Page:Aimard - Le Grand Chef des Aucas, 1889.djvu/245

Le texte de cette page a été corrigé et est conforme au fac-similé.

DEUXIÈME PARTIE

I

CURUMILLA

Afin de bien expliquer au lecteur la disparition miraculeuse de doña Rosario, nous sommes obligé de faire quelques pas en arrière, et de retourner auprès de Curumilla, au moment où l’Ulmen, après sa conversation avec Trangoil Lanec, s’était mis comme un bon limier sur la piste des ravisseurs de la jeune fille.

Curumilla était un guerrier aussi renommé pour sa prudence et sa sagesse dans les conseils, que pour son courage dans les combats.

La rivière traversée, il laissa entre les mains d’un péon, qui l’avait accompagné jusque-là, son cheval qui, non seulement lui devenait inutile, mais encore qui aurait pu lui être nuisible en décelant sa présence par le bruit retentissant de ses sabots sur le sol.

Les Indiens sont des cavaliers émérites, mais ils sont surtout des marcheurs infatigables. La nature les a doués d’une force de jarrets inouïe, ils possèdent au plus haut degré la science de ce pas gymnastique relevé et cadencé que, depuis quelques années, nous avons, en Europe et particulièrement en France, introduit dans la marche des troupes.

Ils accomplissent avec une célérité incroyable des trajets que des cavaliers lancés à toute bride pourraient à peine fournir ; coupant toujours en ligne droite, pour ainsi dire à vol d’oiseau ! sans tenir compte des difficultés sans nombre qui se dressent sur leur passage, aucun obstacle n’est assez grand pour entraver leur course.
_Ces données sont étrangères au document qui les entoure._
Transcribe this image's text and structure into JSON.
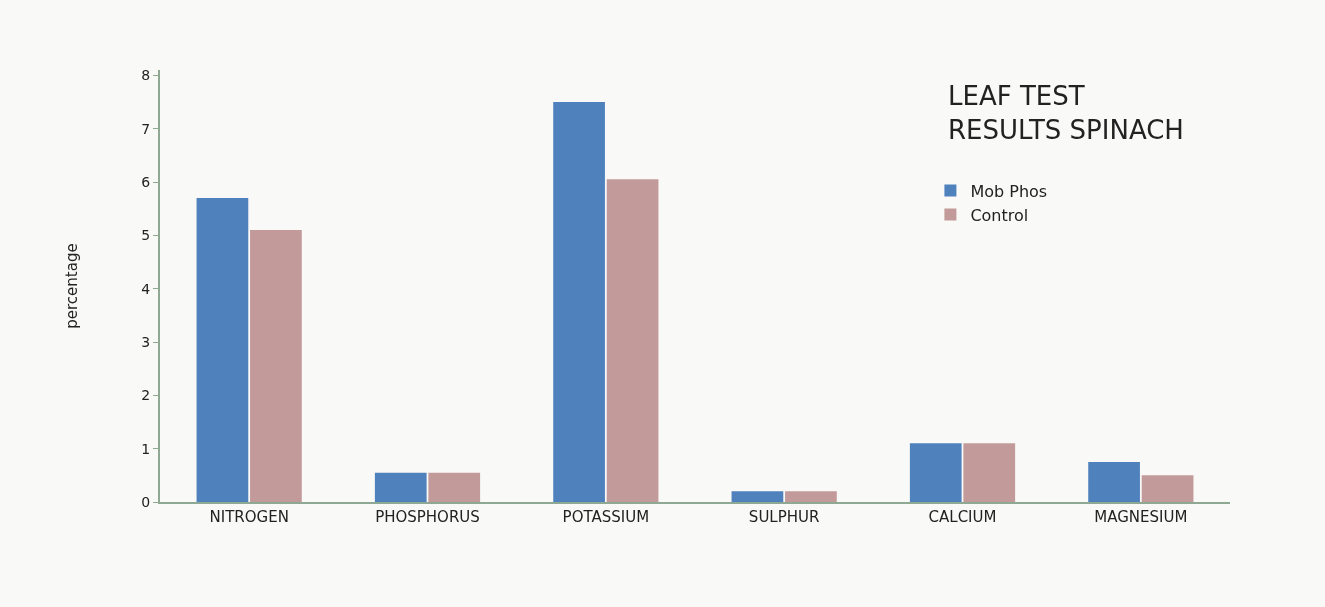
{
  "chart_data": {
    "type": "bar",
    "title": "LEAF TEST\nRESULTS SPINACH",
    "ylabel": "percentage",
    "categories": [
      "NITROGEN",
      "PHOSPHORUS",
      "POTASSIUM",
      "SULPHUR",
      "CALCIUM",
      "MAGNESIUM"
    ],
    "series": [
      {
        "name": "Mob Phos",
        "color": "#4f81bd",
        "values": [
          5.7,
          0.55,
          7.5,
          0.2,
          1.1,
          0.75
        ]
      },
      {
        "name": "Control",
        "color": "#c29a9a",
        "values": [
          5.1,
          0.55,
          6.05,
          0.2,
          1.1,
          0.5
        ]
      }
    ],
    "ylim": [
      0,
      8.1
    ],
    "yticks": [
      0,
      1,
      2,
      3,
      4,
      5,
      6,
      7,
      8
    ],
    "grid": false,
    "legend": "top right"
  }
}
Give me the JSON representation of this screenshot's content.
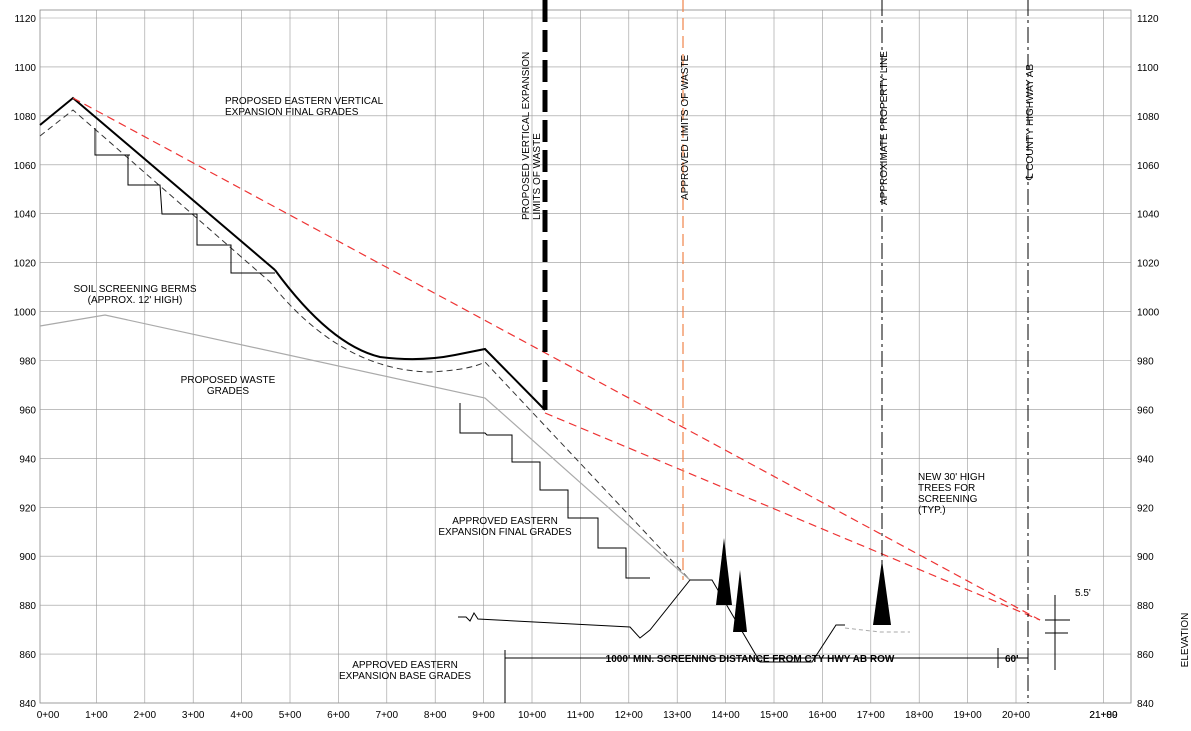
{
  "drawing": {
    "y_labels": [
      "1120",
      "1100",
      "1080",
      "1060",
      "1040",
      "1020",
      "1000",
      "980",
      "960",
      "940",
      "920",
      "900",
      "880",
      "860",
      "840"
    ],
    "x_labels": [
      "0+00",
      "1+00",
      "2+00",
      "3+00",
      "4+00",
      "5+00",
      "6+00",
      "7+00",
      "8+00",
      "9+00",
      "10+00",
      "11+00",
      "12+00",
      "13+00",
      "14+00",
      "15+00",
      "16+00",
      "17+00",
      "18+00",
      "19+00",
      "20+00",
      "21+00",
      "21+89"
    ],
    "notes": [
      {
        "lines": [
          "PROPOSED EASTERN VERTICAL",
          "EXPANSION FINAL GRADES"
        ]
      },
      {
        "lines": [
          "SOIL SCREENING BERMS",
          "(APPROX. 12' HIGH)"
        ]
      },
      {
        "lines": [
          "PROPOSED WASTE",
          "GRADES"
        ]
      },
      {
        "lines": [
          "APPROVED EASTERN",
          "EXPANSION FINAL GRADES"
        ]
      },
      {
        "lines": [
          "NEW 30' HIGH",
          "TREES FOR",
          "SCREENING",
          "(TYP.)"
        ]
      },
      {
        "lines": [
          "APPROVED EASTERN",
          "EXPANSION BASE GRADES"
        ]
      }
    ],
    "vertical_labels": [
      {
        "lines": [
          "PROPOSED VERTICAL EXPANSION",
          "LIMITS OF WASTE"
        ]
      },
      {
        "lines": [
          "APPROVED LIMITS OF WASTE"
        ]
      },
      {
        "lines": [
          "APPROXIMATE PROPERTY LINE"
        ]
      },
      {
        "lines": [
          "℄ COUNTY HIGHWAY AB"
        ]
      }
    ],
    "dimension": "1000' MIN. SCREENING DISTANCE FROM CTY HWY AB ROW",
    "dimension_right": "60'",
    "height_dim": "5.5'",
    "axis_title": "ELEVATION"
  }
}
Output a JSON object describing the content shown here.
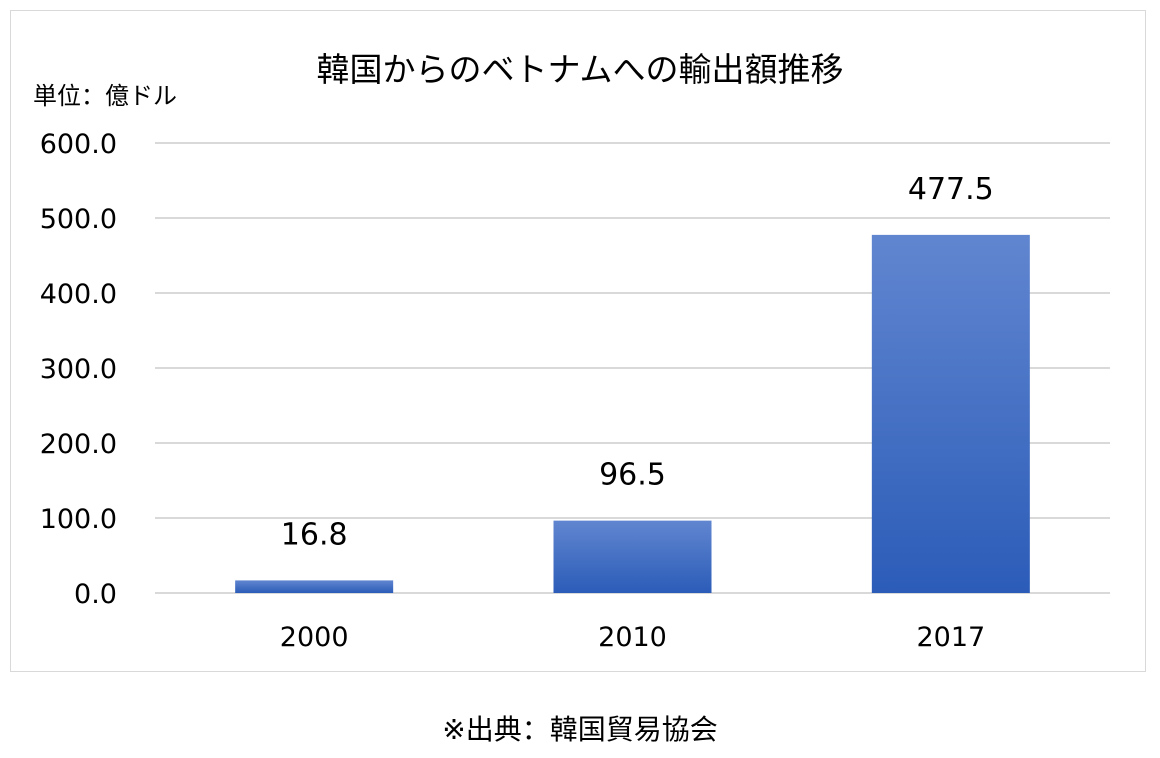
{
  "chart_data": {
    "type": "bar",
    "title": "韓国からのベトナムへの輸出額推移",
    "unit_label": "単位：億ドル",
    "categories": [
      "2000",
      "2010",
      "2017"
    ],
    "values": [
      16.8,
      96.5,
      477.5
    ],
    "data_labels": [
      "16.8",
      "96.5",
      "477.5"
    ],
    "y_ticks": [
      "0.0",
      "100.0",
      "200.0",
      "300.0",
      "400.0",
      "500.0",
      "600.0"
    ],
    "ylim": [
      0,
      600
    ],
    "grid": true,
    "legend": "none",
    "colors": {
      "bar_top": "#6186d0",
      "bar_bottom": "#2b5cb8",
      "grid": "#d9d9d9",
      "frame": "#d9d9d9"
    }
  },
  "source_note": "※出典：韓国貿易協会"
}
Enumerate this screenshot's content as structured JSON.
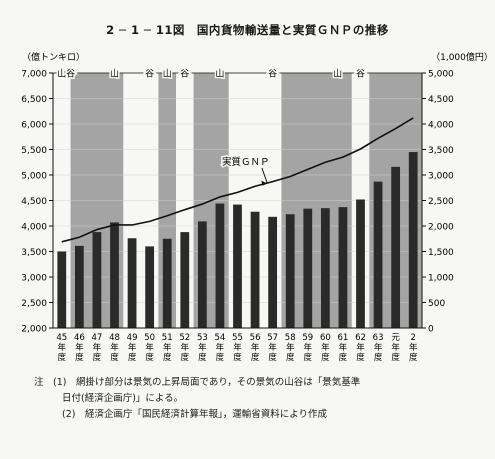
{
  "title": "2 ─ 1 ─ 11図　国内貨物輸送量と実質ＧＮＰの推移",
  "chart_data": {
    "type": "bar",
    "ylabel_left": "（億トンキロ）",
    "ylabel_right": "（1,000億円）",
    "ylim_left": [
      2000,
      7000
    ],
    "ylim_right": [
      0,
      5000
    ],
    "yticks_left": [
      "2,000",
      "2,500",
      "3,000",
      "3,500",
      "4,000",
      "4,500",
      "5,000",
      "5,500",
      "6,000",
      "6,500",
      "7,000"
    ],
    "yticks_right": [
      "0",
      "500",
      "1,000",
      "1,500",
      "2,000",
      "2,500",
      "3,000",
      "3,500",
      "4,000",
      "4,500",
      "5,000"
    ],
    "categories": [
      "45\n年\n度",
      "46\n年\n度",
      "47\n年\n度",
      "48\n年\n度",
      "49\n年\n度",
      "50\n年\n度",
      "51\n年\n度",
      "52\n年\n度",
      "53\n年\n度",
      "54\n年\n度",
      "55\n年\n度",
      "56\n年\n度",
      "57\n年\n度",
      "58\n年\n度",
      "59\n年\n度",
      "60\n年\n度",
      "61\n年\n度",
      "62\n年\n度",
      "63\n年\n度",
      "元\n年\n度",
      "2\n年\n度"
    ],
    "series": [
      {
        "axis": "left",
        "values": [
          3500,
          3610,
          3880,
          4070,
          3760,
          3600,
          3750,
          3880,
          4090,
          4440,
          4420,
          4280,
          4180,
          4230,
          4340,
          4350,
          4370,
          4520,
          4870,
          5160,
          5450
        ]
      },
      {
        "name": "実質ＧＮＰ",
        "axis": "right",
        "type": "line",
        "values": [
          1690,
          1780,
          1930,
          2020,
          2020,
          2090,
          2200,
          2320,
          2430,
          2570,
          2660,
          2780,
          2870,
          2970,
          3110,
          3250,
          3350,
          3510,
          3720,
          3910,
          4120
        ]
      }
    ],
    "upswing_periods": [
      [
        1,
        3
      ],
      [
        6,
        6
      ],
      [
        8,
        9
      ],
      [
        13,
        16
      ],
      [
        18,
        20
      ]
    ],
    "cycle_labels": [
      {
        "pos": 0.5,
        "text": "山"
      },
      {
        "pos": 1.0,
        "text": "谷"
      },
      {
        "pos": 3.5,
        "text": "山"
      },
      {
        "pos": 5.5,
        "text": "谷"
      },
      {
        "pos": 6.5,
        "text": "山"
      },
      {
        "pos": 7.5,
        "text": "谷"
      },
      {
        "pos": 9.5,
        "text": "山"
      },
      {
        "pos": 12.5,
        "text": "谷"
      },
      {
        "pos": 16.2,
        "text": "山"
      },
      {
        "pos": 17.5,
        "text": "谷"
      }
    ],
    "annotations": [
      {
        "text": "実質ＧＮＰ",
        "target_series": 1
      }
    ]
  },
  "notes": [
    "注　(1)　網掛け部分は景気の上昇局面であり，その景気の山谷は「景気基準",
    "日付(経済企画庁)」による。",
    "(2)　経済企画庁「国民経済計算年報」，運輸省資料により作成"
  ],
  "colors": {
    "bar": "#2a2a2a",
    "shade": "#a4a4a4",
    "line": "#111111",
    "grid": "#d0d0d0"
  }
}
Cette qualité, qu’eux seuls possèdent, les rend surtout redoutables aux Hispano-Américains, qui ne peuvent atteindre cette facilité de locomotion, et qui, en temps de guerre, les trouvent toujours devant eux au moment où ils s’y attendent le moins, et cela, presque toujours à des distances considérables des endroits ou logiquement ils devraient être.

Curumilla, après avoir étudié avec soin les empreintes laissées par les ravisseurs, devina du premier coup la route qu’ils avaient prise et le lieu où ils se rendaient.